Abstract

♦ Total hip replacements (THRs) may fail in various ways. They may become infected, they may be subject to aseptic loosening, they may dislocate, or a periprosthetic fracture may occur. The patient with a failed THR must be thoroughly assessed before treatment is contemplated♦ Infection may be acute or chronic. Assessment involves clinical assessment, plain radiographs, blood tests (C-reactive protein and erythrocyte sedimentation rate), hip aspiration, and, sometimes, nuclear medicine. The acutely infected hip may be treated with one-stage revision. This involves thorough lavage, debridement, and exchange of all modular components as well as long-term antibiotic therapy. The gold standard of treatment for a chronically infected THR is a two-stage revision. Success rates of 80–90% can be expected♦ Aseptic loosening typically occurs at the cement bone interface in hips where a metal-on-polyethylene bearing couple has been used. Bone resorption takes place as a result of an inflammatory response to small wear particles.
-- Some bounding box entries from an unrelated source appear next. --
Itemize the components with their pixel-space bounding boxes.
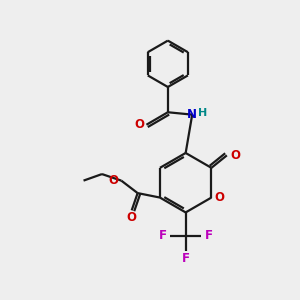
Text: O: O	[215, 191, 225, 204]
Text: O: O	[127, 211, 137, 224]
Text: F: F	[159, 229, 167, 242]
Text: O: O	[108, 174, 118, 187]
Text: N: N	[187, 108, 197, 121]
Text: F: F	[182, 252, 190, 265]
Text: O: O	[230, 149, 240, 162]
Text: F: F	[205, 229, 213, 242]
Text: H: H	[198, 108, 207, 118]
Text: O: O	[134, 118, 144, 131]
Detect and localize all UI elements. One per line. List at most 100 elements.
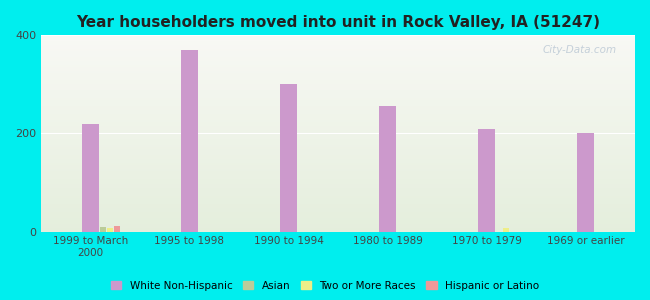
Bar <box>41 196 635 198</box>
Bar <box>41 153 635 155</box>
Bar <box>41 106 635 108</box>
Bar <box>41 198 635 200</box>
Bar <box>41 181 635 182</box>
Bar <box>41 116 635 118</box>
Bar <box>41 214 635 216</box>
Bar <box>41 157 635 159</box>
Bar <box>41 35 635 37</box>
Bar <box>41 139 635 141</box>
Bar <box>41 88 635 90</box>
Bar <box>41 230 635 232</box>
Bar <box>41 167 635 169</box>
Bar <box>41 69 635 71</box>
Bar <box>41 182 635 184</box>
Bar <box>41 102 635 104</box>
Bar <box>41 114 635 116</box>
Bar <box>181 50 198 232</box>
Bar <box>41 134 635 135</box>
Bar <box>478 128 495 232</box>
Bar <box>41 175 635 177</box>
Bar <box>41 57 635 59</box>
Bar <box>41 130 635 131</box>
Bar <box>41 37 635 39</box>
Bar <box>41 84 635 86</box>
Title: Year householders moved into unit in Rock Valley, IA (51247): Year householders moved into unit in Roc… <box>76 15 600 30</box>
Bar <box>41 143 635 145</box>
Bar <box>41 98 635 100</box>
Bar <box>41 210 635 212</box>
Bar <box>41 43 635 45</box>
Bar <box>41 145 635 147</box>
Bar <box>41 177 635 178</box>
Bar <box>41 226 635 228</box>
Bar <box>503 228 509 232</box>
Bar <box>41 65 635 67</box>
Bar <box>41 55 635 57</box>
Bar <box>41 151 635 153</box>
Bar <box>41 108 635 110</box>
Bar <box>41 206 635 208</box>
Bar <box>41 112 635 114</box>
Bar <box>41 224 635 226</box>
Text: City-Data.com: City-Data.com <box>543 45 618 55</box>
Bar <box>107 228 113 232</box>
Bar <box>41 59 635 61</box>
Bar <box>41 155 635 157</box>
Bar <box>41 75 635 76</box>
Bar <box>41 79 635 80</box>
Bar <box>41 194 635 196</box>
Bar <box>41 104 635 106</box>
Bar <box>41 220 635 222</box>
Bar <box>41 173 635 175</box>
Bar <box>41 161 635 163</box>
Bar <box>41 76 635 79</box>
Bar <box>41 212 635 214</box>
Bar <box>41 124 635 126</box>
Bar <box>41 131 635 134</box>
Bar <box>41 178 635 181</box>
Bar <box>41 202 635 204</box>
Bar <box>41 165 635 167</box>
Bar <box>41 41 635 43</box>
Bar <box>41 53 635 55</box>
Bar <box>41 192 635 194</box>
Bar <box>41 163 635 165</box>
Bar <box>41 80 635 83</box>
Bar <box>41 222 635 224</box>
Bar <box>41 159 635 161</box>
Bar <box>41 73 635 75</box>
Bar <box>41 184 635 186</box>
Bar <box>41 96 635 98</box>
Bar <box>100 226 107 232</box>
Bar <box>41 218 635 220</box>
Bar <box>41 120 635 122</box>
Bar <box>114 226 120 232</box>
Bar <box>41 190 635 192</box>
Bar <box>41 110 635 112</box>
Bar <box>41 137 635 139</box>
Bar <box>41 92 635 94</box>
Bar <box>41 71 635 73</box>
Bar <box>41 45 635 47</box>
Bar <box>41 204 635 206</box>
Bar <box>41 51 635 53</box>
Bar <box>41 186 635 188</box>
Bar <box>41 47 635 49</box>
Bar <box>41 135 635 137</box>
Bar <box>41 208 635 210</box>
Bar <box>280 84 298 232</box>
Bar <box>41 169 635 171</box>
Bar <box>41 149 635 151</box>
Bar <box>41 63 635 65</box>
Bar <box>41 128 635 130</box>
Bar <box>41 39 635 41</box>
Bar <box>41 86 635 88</box>
Bar <box>41 188 635 190</box>
Legend: White Non-Hispanic, Asian, Two or More Races, Hispanic or Latino: White Non-Hispanic, Asian, Two or More R… <box>107 277 543 295</box>
Bar <box>577 134 594 232</box>
Bar <box>41 228 635 230</box>
Bar <box>41 100 635 102</box>
Bar <box>41 49 635 51</box>
Bar <box>41 94 635 96</box>
Bar <box>41 90 635 92</box>
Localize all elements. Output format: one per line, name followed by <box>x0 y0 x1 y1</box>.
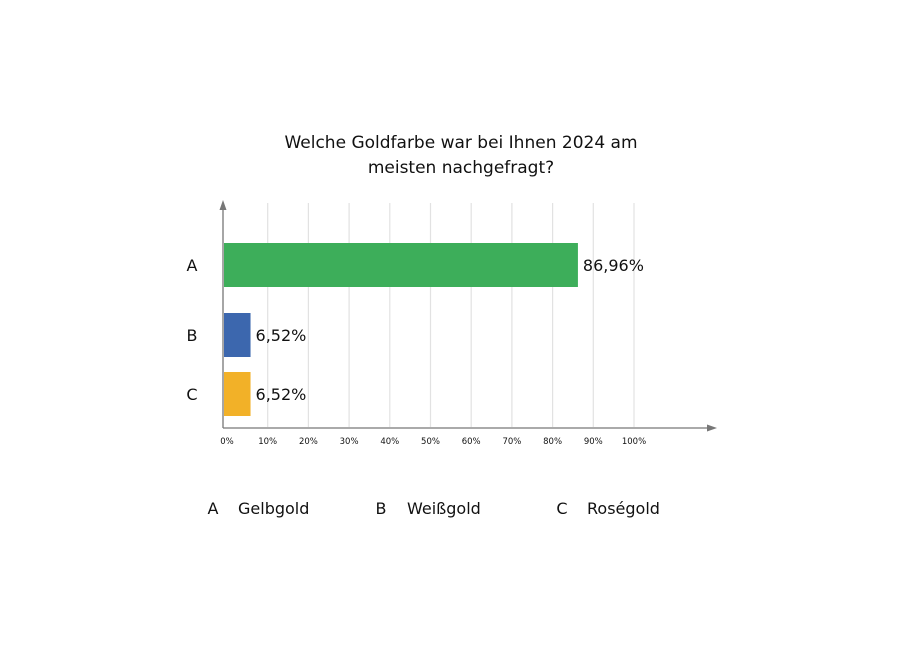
category-label: C <box>186 385 197 404</box>
legend-key: B <box>376 499 387 518</box>
x-tick-labels: 0% 10% 20% 30% 40% 50% 60% 70% 80% 90% 100% <box>220 437 646 447</box>
x-tick-label: 30% <box>340 437 359 447</box>
x-tick-label: 80% <box>543 437 562 447</box>
bar-B <box>224 313 251 357</box>
x-tick-label: 0% <box>220 437 234 447</box>
y-axis-arrow <box>219 200 227 210</box>
legend-label: Weißgold <box>407 499 481 518</box>
chart-title-line-2: meisten nachgefragt? <box>368 158 554 178</box>
bar-C <box>224 372 251 416</box>
legend-key: C <box>556 499 567 518</box>
x-tick-label: 90% <box>584 437 603 447</box>
bars: A 86,96% B 6,52% C 6,52% <box>186 243 644 416</box>
value-label: 86,96% <box>583 256 644 275</box>
x-tick-label: 50% <box>421 437 440 447</box>
x-tick-label: 40% <box>380 437 399 447</box>
chart-title-line-1: Welche Goldfarbe war bei Ihnen 2024 am <box>284 133 637 153</box>
category-label: B <box>187 326 198 345</box>
value-label: 6,52% <box>256 326 307 345</box>
x-tick-label: 20% <box>299 437 318 447</box>
legend-label: Gelbgold <box>238 499 309 518</box>
legend-key: A <box>208 499 219 518</box>
gridlines <box>267 203 635 427</box>
legend-label: Roségold <box>587 499 660 518</box>
x-tick-label: 70% <box>502 437 521 447</box>
bar-A <box>224 243 578 287</box>
x-tick-label: 60% <box>462 437 481 447</box>
legend: A Gelbgold B Weißgold C Roségold <box>208 499 660 518</box>
category-label: A <box>187 256 198 275</box>
value-label: 6,52% <box>256 385 307 404</box>
x-tick-label: 10% <box>258 437 277 447</box>
x-axis-arrow <box>707 424 717 432</box>
x-tick-label: 100% <box>622 437 646 447</box>
axes <box>219 200 717 432</box>
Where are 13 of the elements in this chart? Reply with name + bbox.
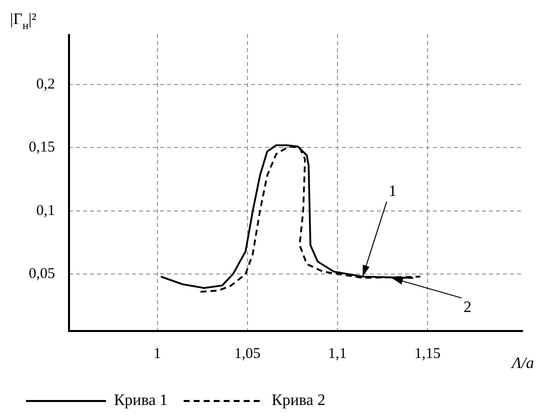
y-tick-label: 0,1 xyxy=(36,202,55,219)
x-tick-label: 1 xyxy=(154,346,162,362)
annotation: 1 xyxy=(388,182,397,200)
x-tick-label: 1,1 xyxy=(328,346,347,362)
x-tick-label: 1,15 xyxy=(414,346,441,362)
x-tick-label: 1,05 xyxy=(234,346,260,362)
annotation: 2 xyxy=(463,299,472,316)
y-tick-label: 0,15 xyxy=(28,140,55,156)
legend-label: Крива 1 xyxy=(114,392,168,410)
legend-label: Крива 2 xyxy=(272,392,326,410)
y-tick-label: 0,2 xyxy=(36,76,55,92)
x-axis-title: Λ/a xyxy=(510,355,534,372)
y-tick-label: 0,05 xyxy=(28,266,55,282)
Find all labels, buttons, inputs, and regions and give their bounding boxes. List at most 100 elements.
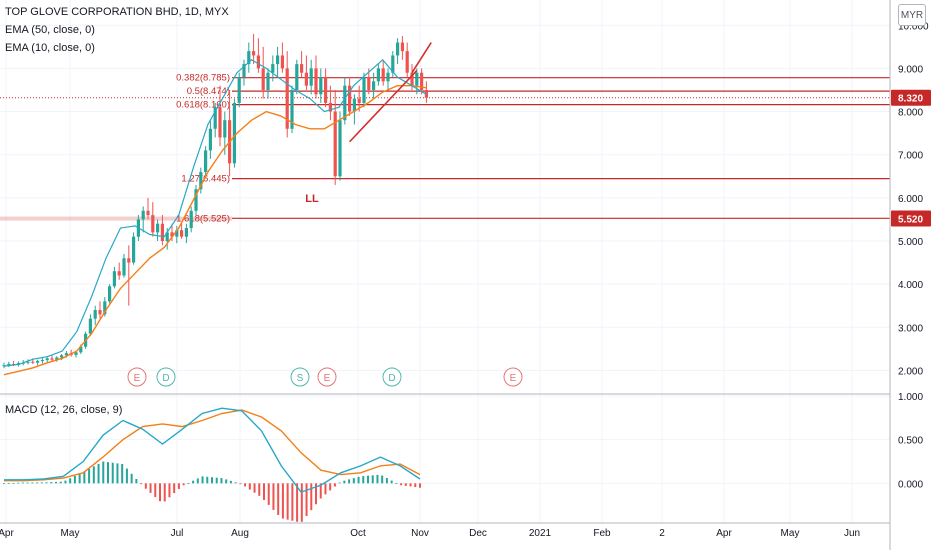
marked-price-tag-label: 5.520	[898, 215, 923, 226]
event-marker-circle	[290, 367, 310, 387]
fib-level-label: 1.618(5.525)	[176, 213, 230, 224]
candle-body	[237, 77, 241, 103]
candle-body	[420, 72, 424, 90]
macd-histogram-bar	[220, 478, 223, 484]
ll-annotation: LL	[305, 193, 319, 205]
macd-histogram-bar	[135, 478, 138, 484]
candle-body	[376, 68, 380, 82]
macd-histogram-bar	[21, 482, 24, 484]
current-price-tag-label: 8.320	[898, 94, 923, 105]
time-tick-label: Apr	[0, 528, 14, 539]
candle-body	[261, 68, 265, 90]
trendline	[349, 70, 418, 143]
macd-histogram-bar	[362, 476, 365, 484]
macd-histogram-bar	[97, 463, 100, 484]
fib-level-label: 0.5(8.474)	[187, 86, 230, 97]
candle-body	[199, 171, 203, 190]
ema10-legend: EMA (10, close, 0)	[5, 42, 95, 54]
macd-histogram-bar	[324, 483, 327, 495]
event-marker-label: E	[510, 373, 517, 384]
macd-histogram-bar	[206, 476, 209, 484]
candle-body	[122, 258, 126, 276]
macd-histogram-bar	[125, 468, 128, 484]
macd-histogram-bar	[234, 482, 237, 484]
candle-body	[348, 85, 352, 112]
price-tick-label: 4.000	[898, 280, 923, 291]
macd-histogram-bar	[40, 482, 43, 484]
fib-level-label: 0.618(8.160)	[176, 100, 230, 111]
macd-histogram-bar	[400, 483, 403, 486]
event-marker-circle	[127, 367, 147, 387]
macd-histogram-bar	[73, 476, 76, 484]
macd-histogram-bar	[111, 462, 114, 484]
chart-title: TOP GLOVE CORPORATION BHD, 1D, MYX	[5, 6, 229, 18]
macd-tick-label: 1.000	[898, 392, 923, 403]
candle-body	[36, 360, 40, 363]
macd-histogram-bar	[17, 482, 20, 484]
macd-histogram-bar	[333, 483, 336, 487]
candle-body	[108, 286, 112, 302]
macd-histogram-bar	[69, 478, 72, 484]
time-tick-label: Nov	[411, 528, 429, 539]
macd-histogram-bar	[149, 483, 152, 493]
ema50-line	[3, 84, 427, 376]
price-tick-label: 8.000	[898, 108, 923, 119]
candle-body	[98, 310, 102, 315]
macd-histogram-bar	[343, 480, 346, 484]
candle-body	[7, 363, 11, 366]
candle-body	[319, 77, 323, 95]
event-marker-circle	[317, 367, 337, 387]
currency-badge[interactable]: MYR	[898, 4, 926, 26]
macd-histogram-bar	[140, 483, 143, 485]
candle-body	[386, 72, 390, 82]
macd-histogram-bar	[419, 483, 421, 488]
macd-histogram-bar	[88, 468, 91, 484]
macd-histogram-bar	[36, 482, 39, 484]
candle-body	[194, 189, 198, 211]
macd-histogram-bar	[121, 464, 124, 484]
candle-body	[276, 55, 280, 65]
macd-histogram-bar	[357, 476, 360, 484]
price-tick-label: 9.000	[898, 64, 923, 75]
candle-body	[175, 230, 179, 237]
macd-histogram-bar	[182, 483, 185, 486]
ema50-legend: EMA (50, close, 0)	[5, 24, 95, 36]
candle-body	[204, 150, 208, 172]
macd-histogram-bar	[395, 483, 398, 484]
macd-signal-line	[4, 409, 421, 482]
candle-body	[141, 210, 145, 220]
time-tick-label: Jun	[844, 528, 860, 539]
event-marker: E	[127, 367, 147, 387]
macd-histogram-bar	[64, 480, 67, 484]
macd-histogram-bar	[215, 477, 218, 484]
time-tick-label: Apr	[716, 528, 732, 539]
macd-histogram-bar	[201, 476, 204, 484]
macd-histogram-bar	[414, 483, 417, 488]
fib-levels: 0.382(8.785) 0.5(8.474) 0.618(8.160) 1.27(6…	[0, 73, 890, 224]
macd-histogram-bar	[267, 483, 270, 505]
candle-body	[50, 358, 54, 360]
candle-body	[88, 318, 92, 334]
macd-histogram-bar	[319, 483, 322, 499]
candle-body	[290, 89, 294, 129]
time-tick-label: Dec	[469, 528, 487, 539]
macd-histogram-bar	[348, 479, 351, 484]
candle-body	[381, 68, 385, 82]
candle-body	[280, 55, 284, 69]
candle-body	[208, 128, 212, 151]
macd-histogram-bar	[83, 471, 86, 484]
candle-body	[232, 102, 236, 164]
candle-body	[271, 64, 275, 73]
macd-histogram-bar	[168, 483, 171, 498]
candle-body	[256, 55, 260, 69]
candle-body	[189, 210, 193, 229]
macd-histogram-bar	[196, 478, 199, 484]
time-tick-label: 2	[659, 528, 665, 539]
candle-body	[352, 98, 356, 112]
event-marker-label: E	[134, 373, 141, 384]
candle-body	[266, 72, 270, 90]
event-marker-circle	[156, 367, 176, 387]
candle-body	[127, 258, 131, 263]
grid	[0, 0, 890, 524]
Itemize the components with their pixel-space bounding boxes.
After infection has been excluded the treatment of choice is a single-stage revision♦ Dislocation may be the result of patient factors, implant factors, or poor surgical technique. It is imperative for the clinician to minimize the risk by selecting patients carefully, using the correct combination of implants and performing surgery accurately♦ The management of periprosthetic fractures depends on how well the implants are fixed and quality of bone stock. Treatment ranges from simple fixation of the fracture through to revision augmented with strut allograft.